Als dann aber die Bochumer Ermittler begannen, die Geschichte der Alma-Mater neu aufzurollen, wurde auch das zuständige Finanzamt Köln-Altstadt hellhörig. Batliner überwies der Witwe zehn Millionen Franken, damit sie ihre Schulden beim Finanzamt und die Geldstrafe bezahlen konnte.

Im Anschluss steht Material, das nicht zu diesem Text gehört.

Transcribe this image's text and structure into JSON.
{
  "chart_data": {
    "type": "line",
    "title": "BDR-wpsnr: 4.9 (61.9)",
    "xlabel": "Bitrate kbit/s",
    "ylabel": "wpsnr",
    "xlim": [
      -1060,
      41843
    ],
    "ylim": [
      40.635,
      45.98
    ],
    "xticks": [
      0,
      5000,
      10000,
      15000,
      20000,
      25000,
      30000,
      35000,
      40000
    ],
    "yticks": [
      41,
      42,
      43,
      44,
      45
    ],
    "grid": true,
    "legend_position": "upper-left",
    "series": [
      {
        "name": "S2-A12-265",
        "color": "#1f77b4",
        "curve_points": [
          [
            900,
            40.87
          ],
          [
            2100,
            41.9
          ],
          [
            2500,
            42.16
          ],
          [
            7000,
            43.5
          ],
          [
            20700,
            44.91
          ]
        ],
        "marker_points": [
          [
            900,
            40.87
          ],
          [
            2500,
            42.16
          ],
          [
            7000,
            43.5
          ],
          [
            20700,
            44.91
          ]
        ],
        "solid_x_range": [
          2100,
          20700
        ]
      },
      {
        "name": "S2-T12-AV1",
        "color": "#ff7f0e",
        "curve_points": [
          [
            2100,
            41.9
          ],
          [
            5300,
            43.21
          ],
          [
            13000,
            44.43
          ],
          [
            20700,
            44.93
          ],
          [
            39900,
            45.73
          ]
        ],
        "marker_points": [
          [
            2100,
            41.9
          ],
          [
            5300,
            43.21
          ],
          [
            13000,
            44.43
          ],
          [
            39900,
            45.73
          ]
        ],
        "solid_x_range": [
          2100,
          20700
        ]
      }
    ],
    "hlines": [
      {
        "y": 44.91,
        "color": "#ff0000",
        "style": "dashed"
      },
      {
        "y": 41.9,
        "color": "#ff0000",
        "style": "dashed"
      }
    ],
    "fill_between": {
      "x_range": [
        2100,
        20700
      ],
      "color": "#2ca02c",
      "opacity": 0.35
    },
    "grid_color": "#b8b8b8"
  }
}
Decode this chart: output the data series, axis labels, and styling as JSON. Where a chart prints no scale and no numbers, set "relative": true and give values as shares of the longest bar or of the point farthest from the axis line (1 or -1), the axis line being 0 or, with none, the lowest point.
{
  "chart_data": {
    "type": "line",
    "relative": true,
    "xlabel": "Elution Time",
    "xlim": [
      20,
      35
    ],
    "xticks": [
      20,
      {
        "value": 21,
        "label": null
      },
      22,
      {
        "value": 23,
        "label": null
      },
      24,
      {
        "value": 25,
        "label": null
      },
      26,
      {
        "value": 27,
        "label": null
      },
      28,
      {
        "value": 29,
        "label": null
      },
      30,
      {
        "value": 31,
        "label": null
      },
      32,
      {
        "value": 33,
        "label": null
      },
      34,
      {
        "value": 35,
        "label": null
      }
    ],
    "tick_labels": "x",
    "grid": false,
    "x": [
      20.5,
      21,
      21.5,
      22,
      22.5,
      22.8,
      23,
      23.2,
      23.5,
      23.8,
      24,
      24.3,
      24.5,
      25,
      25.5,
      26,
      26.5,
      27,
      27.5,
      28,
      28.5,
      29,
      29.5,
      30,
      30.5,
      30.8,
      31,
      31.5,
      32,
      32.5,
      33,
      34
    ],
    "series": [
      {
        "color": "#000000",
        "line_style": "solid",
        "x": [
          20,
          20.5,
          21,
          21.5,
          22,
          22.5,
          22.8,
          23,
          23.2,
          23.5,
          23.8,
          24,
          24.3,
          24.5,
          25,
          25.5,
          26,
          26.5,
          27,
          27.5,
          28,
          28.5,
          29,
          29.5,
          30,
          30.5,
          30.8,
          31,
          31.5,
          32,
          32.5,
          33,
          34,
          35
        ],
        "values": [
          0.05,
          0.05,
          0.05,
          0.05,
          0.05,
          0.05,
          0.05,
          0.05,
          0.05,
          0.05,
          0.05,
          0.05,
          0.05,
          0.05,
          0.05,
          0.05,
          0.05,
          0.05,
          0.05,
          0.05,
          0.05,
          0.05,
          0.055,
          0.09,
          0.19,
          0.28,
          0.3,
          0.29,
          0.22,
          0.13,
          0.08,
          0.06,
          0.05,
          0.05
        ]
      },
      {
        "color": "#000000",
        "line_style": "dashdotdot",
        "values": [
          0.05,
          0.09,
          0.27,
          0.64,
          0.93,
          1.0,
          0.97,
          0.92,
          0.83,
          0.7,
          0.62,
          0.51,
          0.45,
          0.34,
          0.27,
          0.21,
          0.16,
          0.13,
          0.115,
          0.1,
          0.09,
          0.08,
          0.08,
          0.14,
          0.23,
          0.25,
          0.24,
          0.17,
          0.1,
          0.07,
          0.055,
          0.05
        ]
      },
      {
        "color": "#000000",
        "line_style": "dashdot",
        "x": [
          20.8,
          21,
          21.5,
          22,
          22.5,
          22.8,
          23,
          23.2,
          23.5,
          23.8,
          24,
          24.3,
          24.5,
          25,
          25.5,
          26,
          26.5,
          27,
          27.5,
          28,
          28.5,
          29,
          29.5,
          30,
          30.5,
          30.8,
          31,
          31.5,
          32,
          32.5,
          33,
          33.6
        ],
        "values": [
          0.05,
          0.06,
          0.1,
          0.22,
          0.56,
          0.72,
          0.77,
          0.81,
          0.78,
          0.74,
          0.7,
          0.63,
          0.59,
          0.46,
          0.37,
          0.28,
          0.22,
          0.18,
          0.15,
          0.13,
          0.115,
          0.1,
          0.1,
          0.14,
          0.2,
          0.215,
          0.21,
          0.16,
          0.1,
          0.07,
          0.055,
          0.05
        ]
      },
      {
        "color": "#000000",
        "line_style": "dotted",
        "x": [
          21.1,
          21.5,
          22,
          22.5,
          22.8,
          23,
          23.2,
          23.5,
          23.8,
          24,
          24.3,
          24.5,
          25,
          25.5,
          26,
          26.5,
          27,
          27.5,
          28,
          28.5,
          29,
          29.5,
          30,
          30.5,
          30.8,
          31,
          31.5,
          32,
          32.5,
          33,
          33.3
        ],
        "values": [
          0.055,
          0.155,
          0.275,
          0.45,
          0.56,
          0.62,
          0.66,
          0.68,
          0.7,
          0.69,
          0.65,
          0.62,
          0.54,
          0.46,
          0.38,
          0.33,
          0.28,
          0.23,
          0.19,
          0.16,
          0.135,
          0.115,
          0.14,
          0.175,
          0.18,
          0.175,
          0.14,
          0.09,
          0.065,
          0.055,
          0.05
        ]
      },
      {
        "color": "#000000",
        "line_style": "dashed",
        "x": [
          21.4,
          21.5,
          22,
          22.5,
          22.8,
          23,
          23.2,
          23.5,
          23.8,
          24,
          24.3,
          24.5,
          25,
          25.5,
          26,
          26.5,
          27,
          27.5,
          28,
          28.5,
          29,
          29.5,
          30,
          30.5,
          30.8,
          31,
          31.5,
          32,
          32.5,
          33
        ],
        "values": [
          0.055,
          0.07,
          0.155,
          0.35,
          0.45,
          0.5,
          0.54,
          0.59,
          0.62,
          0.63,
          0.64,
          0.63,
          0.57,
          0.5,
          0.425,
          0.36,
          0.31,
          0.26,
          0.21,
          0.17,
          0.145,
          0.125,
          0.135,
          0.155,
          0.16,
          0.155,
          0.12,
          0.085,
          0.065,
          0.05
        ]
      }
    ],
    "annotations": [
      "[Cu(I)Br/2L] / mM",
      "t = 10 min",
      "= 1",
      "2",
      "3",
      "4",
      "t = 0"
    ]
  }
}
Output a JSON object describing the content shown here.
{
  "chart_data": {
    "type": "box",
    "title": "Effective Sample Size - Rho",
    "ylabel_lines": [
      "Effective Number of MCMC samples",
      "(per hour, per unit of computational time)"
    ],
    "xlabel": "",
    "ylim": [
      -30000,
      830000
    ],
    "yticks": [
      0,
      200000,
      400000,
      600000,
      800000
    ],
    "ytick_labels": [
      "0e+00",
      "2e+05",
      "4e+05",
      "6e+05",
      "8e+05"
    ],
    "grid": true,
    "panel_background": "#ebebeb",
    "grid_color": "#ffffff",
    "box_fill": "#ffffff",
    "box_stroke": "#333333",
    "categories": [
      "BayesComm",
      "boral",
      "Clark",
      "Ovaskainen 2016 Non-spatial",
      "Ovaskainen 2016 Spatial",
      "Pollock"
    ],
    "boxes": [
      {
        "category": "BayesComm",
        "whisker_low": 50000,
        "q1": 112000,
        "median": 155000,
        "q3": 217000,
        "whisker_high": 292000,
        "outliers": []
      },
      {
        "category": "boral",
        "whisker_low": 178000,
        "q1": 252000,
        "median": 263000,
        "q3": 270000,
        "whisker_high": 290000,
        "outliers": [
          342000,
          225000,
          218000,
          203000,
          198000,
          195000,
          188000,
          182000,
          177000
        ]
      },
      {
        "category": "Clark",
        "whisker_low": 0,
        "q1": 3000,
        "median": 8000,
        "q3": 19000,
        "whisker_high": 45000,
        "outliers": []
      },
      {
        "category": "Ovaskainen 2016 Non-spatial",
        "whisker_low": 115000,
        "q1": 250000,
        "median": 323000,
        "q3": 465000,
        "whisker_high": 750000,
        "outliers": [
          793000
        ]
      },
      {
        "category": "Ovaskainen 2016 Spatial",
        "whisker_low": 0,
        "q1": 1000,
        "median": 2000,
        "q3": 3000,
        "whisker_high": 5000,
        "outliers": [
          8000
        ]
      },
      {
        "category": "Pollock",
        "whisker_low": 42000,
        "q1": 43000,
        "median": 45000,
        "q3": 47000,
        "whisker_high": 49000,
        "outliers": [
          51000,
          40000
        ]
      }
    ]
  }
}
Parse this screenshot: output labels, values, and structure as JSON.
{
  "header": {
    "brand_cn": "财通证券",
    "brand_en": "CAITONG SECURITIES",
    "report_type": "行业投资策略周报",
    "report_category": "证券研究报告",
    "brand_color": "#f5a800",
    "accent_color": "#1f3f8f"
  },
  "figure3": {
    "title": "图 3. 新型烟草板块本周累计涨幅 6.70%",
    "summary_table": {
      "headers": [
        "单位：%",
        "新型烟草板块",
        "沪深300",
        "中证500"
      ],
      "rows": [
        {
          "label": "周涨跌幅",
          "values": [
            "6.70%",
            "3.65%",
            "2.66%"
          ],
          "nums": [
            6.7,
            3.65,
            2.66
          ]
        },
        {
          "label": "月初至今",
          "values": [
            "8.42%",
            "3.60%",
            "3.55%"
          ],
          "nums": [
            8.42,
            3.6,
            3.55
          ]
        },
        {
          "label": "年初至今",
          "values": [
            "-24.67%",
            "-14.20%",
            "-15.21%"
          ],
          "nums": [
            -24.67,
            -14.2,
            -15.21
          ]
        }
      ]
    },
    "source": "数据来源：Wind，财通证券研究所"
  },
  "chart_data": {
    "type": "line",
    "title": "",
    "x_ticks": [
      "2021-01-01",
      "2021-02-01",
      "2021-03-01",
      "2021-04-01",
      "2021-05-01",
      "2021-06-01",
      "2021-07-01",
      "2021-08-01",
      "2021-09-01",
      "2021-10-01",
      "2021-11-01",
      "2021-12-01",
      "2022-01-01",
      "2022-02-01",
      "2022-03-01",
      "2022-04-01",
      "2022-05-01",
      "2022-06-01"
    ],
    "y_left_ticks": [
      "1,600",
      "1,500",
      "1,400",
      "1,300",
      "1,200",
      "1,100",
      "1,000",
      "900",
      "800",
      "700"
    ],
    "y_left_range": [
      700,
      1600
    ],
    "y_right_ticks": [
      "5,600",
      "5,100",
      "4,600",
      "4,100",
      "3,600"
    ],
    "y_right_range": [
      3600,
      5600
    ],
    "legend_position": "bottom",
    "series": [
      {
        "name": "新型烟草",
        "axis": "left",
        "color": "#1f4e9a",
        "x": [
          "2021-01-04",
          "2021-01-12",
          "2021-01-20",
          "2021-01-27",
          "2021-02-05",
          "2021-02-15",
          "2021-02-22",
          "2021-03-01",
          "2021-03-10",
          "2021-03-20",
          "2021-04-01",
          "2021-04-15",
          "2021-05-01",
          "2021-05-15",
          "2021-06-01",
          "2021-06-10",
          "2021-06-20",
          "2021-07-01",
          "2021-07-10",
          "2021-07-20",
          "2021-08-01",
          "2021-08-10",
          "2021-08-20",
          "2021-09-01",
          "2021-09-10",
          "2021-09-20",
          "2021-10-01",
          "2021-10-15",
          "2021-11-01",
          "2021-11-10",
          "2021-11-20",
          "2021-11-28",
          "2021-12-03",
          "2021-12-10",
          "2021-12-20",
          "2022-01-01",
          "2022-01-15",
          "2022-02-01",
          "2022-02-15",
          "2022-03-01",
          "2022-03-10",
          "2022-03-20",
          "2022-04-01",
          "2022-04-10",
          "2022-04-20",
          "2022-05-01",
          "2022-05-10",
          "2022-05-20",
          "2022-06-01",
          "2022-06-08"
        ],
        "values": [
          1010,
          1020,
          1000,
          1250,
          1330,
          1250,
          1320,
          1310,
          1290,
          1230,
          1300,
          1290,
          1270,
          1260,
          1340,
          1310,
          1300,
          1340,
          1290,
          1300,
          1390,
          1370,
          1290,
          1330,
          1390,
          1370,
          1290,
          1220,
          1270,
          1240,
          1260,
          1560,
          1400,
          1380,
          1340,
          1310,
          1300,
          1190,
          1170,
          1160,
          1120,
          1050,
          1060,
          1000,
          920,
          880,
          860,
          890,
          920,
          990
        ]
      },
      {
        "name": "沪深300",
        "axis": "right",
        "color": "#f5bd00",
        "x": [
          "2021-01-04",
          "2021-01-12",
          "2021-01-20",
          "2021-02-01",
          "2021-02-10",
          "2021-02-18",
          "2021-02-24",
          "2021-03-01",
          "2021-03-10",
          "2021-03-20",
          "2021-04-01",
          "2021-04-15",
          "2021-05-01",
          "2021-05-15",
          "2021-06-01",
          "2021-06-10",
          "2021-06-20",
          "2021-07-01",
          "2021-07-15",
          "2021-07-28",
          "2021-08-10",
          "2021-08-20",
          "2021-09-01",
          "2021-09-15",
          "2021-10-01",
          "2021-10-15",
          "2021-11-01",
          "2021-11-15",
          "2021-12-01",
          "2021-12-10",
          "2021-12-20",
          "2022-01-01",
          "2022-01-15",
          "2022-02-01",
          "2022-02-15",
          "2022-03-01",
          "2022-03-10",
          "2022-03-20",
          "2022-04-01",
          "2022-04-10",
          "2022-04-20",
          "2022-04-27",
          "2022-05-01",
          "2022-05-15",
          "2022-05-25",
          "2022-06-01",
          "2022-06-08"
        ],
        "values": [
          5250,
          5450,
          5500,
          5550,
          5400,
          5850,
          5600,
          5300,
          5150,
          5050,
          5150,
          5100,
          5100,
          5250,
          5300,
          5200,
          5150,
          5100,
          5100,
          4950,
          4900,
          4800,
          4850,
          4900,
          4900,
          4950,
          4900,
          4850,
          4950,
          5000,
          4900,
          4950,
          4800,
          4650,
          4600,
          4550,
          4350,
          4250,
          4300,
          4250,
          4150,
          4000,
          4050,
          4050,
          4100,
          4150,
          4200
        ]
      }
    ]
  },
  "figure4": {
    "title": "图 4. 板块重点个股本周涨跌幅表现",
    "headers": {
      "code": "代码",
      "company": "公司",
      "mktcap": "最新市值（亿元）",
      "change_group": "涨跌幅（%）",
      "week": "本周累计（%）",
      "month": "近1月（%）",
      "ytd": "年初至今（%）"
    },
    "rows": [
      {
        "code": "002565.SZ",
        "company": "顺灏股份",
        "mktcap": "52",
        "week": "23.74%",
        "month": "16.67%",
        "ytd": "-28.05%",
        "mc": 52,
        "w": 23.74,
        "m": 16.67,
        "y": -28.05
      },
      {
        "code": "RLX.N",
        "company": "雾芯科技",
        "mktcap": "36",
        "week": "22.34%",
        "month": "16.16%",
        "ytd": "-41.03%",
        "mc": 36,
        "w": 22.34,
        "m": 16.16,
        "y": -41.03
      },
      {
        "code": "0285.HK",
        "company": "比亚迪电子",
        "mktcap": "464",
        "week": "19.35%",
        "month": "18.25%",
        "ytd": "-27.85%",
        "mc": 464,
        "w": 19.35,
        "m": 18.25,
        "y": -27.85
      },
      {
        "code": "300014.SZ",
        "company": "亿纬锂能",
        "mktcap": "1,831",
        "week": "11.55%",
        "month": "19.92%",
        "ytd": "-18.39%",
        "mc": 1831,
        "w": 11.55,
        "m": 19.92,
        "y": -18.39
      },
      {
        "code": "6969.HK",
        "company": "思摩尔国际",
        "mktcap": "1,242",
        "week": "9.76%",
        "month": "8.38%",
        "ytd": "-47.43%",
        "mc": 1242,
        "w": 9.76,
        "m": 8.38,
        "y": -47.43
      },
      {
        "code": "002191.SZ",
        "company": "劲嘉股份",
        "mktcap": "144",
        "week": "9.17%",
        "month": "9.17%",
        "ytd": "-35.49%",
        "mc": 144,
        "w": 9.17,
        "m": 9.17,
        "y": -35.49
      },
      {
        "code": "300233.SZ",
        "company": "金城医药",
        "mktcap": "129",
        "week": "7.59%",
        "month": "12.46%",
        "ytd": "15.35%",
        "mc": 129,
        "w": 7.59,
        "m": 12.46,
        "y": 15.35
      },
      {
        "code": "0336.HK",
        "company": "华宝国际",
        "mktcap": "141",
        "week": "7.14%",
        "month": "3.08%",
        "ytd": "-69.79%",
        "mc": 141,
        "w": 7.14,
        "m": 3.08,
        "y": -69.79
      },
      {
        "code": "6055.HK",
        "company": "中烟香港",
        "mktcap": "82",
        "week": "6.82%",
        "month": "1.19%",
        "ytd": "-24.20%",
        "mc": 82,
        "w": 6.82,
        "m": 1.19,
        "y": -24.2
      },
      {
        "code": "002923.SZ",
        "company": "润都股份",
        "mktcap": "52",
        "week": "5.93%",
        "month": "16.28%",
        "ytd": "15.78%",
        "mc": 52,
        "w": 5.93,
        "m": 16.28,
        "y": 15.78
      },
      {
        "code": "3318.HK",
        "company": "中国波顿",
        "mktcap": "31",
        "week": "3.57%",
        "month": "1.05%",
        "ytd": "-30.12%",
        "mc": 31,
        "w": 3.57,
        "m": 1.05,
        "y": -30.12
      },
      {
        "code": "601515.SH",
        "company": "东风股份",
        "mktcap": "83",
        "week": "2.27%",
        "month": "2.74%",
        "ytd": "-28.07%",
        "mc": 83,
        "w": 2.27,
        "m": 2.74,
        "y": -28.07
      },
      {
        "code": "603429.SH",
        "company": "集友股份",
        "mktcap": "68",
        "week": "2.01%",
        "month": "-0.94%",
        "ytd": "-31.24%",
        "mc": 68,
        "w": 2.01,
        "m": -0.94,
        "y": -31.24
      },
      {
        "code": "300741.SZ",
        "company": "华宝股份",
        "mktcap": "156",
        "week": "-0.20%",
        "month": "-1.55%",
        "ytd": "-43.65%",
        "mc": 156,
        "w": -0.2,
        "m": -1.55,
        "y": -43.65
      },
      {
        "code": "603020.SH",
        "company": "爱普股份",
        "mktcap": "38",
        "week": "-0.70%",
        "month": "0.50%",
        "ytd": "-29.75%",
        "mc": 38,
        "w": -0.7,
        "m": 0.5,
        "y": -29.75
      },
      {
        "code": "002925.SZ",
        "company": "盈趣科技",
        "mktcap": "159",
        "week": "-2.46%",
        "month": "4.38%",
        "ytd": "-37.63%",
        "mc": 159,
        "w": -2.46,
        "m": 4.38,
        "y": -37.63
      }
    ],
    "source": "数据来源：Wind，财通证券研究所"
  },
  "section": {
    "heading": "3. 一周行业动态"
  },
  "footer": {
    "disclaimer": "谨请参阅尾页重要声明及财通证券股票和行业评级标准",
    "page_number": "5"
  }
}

Die deutschen Behörden fanden die diversen Ausschüttungen seltsam und wurden in Liechtenstein vorstellig. Die Vaduzer beauftragten einen Anwalt, die Belange der Stiftung zu vertreten. Auf ihn geht das für Batliner unangenehme Verfahren zurück. Witwe Buwert konnte als Zeugin nicht gehört werden, weil sie an Demenz leidet. Bis zuletzt hat sich Batliner gesträubt, die restlichen 1,2 Millionen Franken plus Zinsen zurückzuzahlen. Das von dem Geld gekaufte Bild habe für ihn einen hohen persönlichen Erinnerungswert, soll er gesagt haben.

Aber auch er weiß, dass es besser ist, mit warmen Händen zu geben. Das deutet jedenfalls der Ablauf seines Bochumer Verfahrens an, das so elegant und geräuschlos im Sommer 2007 mit der Zahlung von zwei Millionen Euro an gemeinnützige Einrichtungen beendet wurde. "Auch wenn es sich um eine sehr hohe Geldauflage handelt: das Bewusstsein, dass man hier Gutes tun kann, um anderen Gesellschaftsschichten zu helfen, bestärkt mich in dieser Richtung", hatte Batliner "in Dankbarkeit" dem Steuerfuchs Lohr mitgeteilt. Dass von dem Geld auch die Hannelore-Kohl-Stiftung mit immerhin 300.000 Euro bedacht wurde, zeigt, dass auf Batliner Verlass ist.